Pain or inflammation in the joints, known as arthritis can occur due to infection or doing activities that are harmful to bones and joints. Arthritis can be treated with drug therapy, but it can also control your diet, because there are some foods are good and bad for your joints. Here are 7 things that must be considered by people with arthritis in their food, as quoted from lifescript:
1. Avoid Eating Red Meat Shellfish and, if you suffer from gout
Uric acid crystals forming in the blood that settled in the joints and cause pain. Foods such as shellfish and red meat contain purines that can be converted into uric acid.
Other foods that should be avoided for patients with gout is oysters, anchovies and sweet bread. You can still eat the food portions no more than 5-6 ounces a day.
You can get a replacement by choosing vegetable protein from the nuts to get that makes the muscle relaxing magnesium and calcium to build your bones.
2. Avoid pumpkin seeds, Corn and Soybean Oil
These foods contain omega-6 fatty acids which could be increased inflammation. You can switch to olive oil or nuts are healthier.
3. Eat Walnuts, flaxseed, pumpkin and fat sardines
These foods contain omega-3 that reduces the production of chemicals that can cause the widening of inflammation. Not only that, walnuts, flaxseed and pumpkin can also inhibit enzymes that trigger inflammation.
Fatty fish in sardines also contain vitamin D, which helps prevent swelling and pain.
The researchers Women's Health conducted a study that followed 30,000 women for 11 years and found that women who got less than 200 IU of vitamin D, equivalent to 3 ounces of sardines per day, 33% more likely to suffer from arthritis than women who received vitamin D intake over high.
4. Add Olive Oil to In Your Food
Olive oil contains oleocanthal, which inhibits an enzyme involved in inflammation. One tablespoon of olive oil a day can add to the salad, bread or vegetables.
5. Eat sweet peppers, oranges and other foods rich in vitamin C
Vitamin C protects collagen is the major component of cartilage. Adequate amount of vitamin C can increase the risk for some types of arthritis.
A Canadian study of 1317 people found that those who received 1500 mg of vitamin C through foods or supplements daily had 45% lower risk of arthritis than those who consumed less than 250 mg a day.
But do not take vitamin C in doses that are too high because it can lead to osteoarthritis.
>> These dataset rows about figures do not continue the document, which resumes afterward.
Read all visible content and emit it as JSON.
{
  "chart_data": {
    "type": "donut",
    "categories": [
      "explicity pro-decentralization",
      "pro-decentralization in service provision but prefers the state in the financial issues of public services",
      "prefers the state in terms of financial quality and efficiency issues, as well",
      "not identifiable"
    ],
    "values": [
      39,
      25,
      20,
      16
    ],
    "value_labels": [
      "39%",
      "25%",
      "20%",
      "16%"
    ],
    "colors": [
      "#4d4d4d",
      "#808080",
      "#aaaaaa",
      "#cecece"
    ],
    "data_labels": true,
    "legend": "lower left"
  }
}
Researchers from Duke University found that animals who take high doses of vitamin C which is equivalent to 1500-2500 mg daily in people, suffer from severe knee osteoarthritis during 8 months.
Try to meet the vitamin C intake of 200-500 milligrams per day with fruits rich in vitamin C.
6. Drink Green Tea
Certain antioxidant compounds in green tea can reduce joint pain. One study conducted at the University of Michigan found that epigallocatechin-3-gallate (EGCG) decreased the production of substances that cause inflammation in the body which cause joint damage in patients with rheumatoid arthritis.
7. Reduce Sugar Consumption
Several studies have shown that sugars can increase inflammation. Sugar is also high in calories, causing weight gain and additional stress on the joints.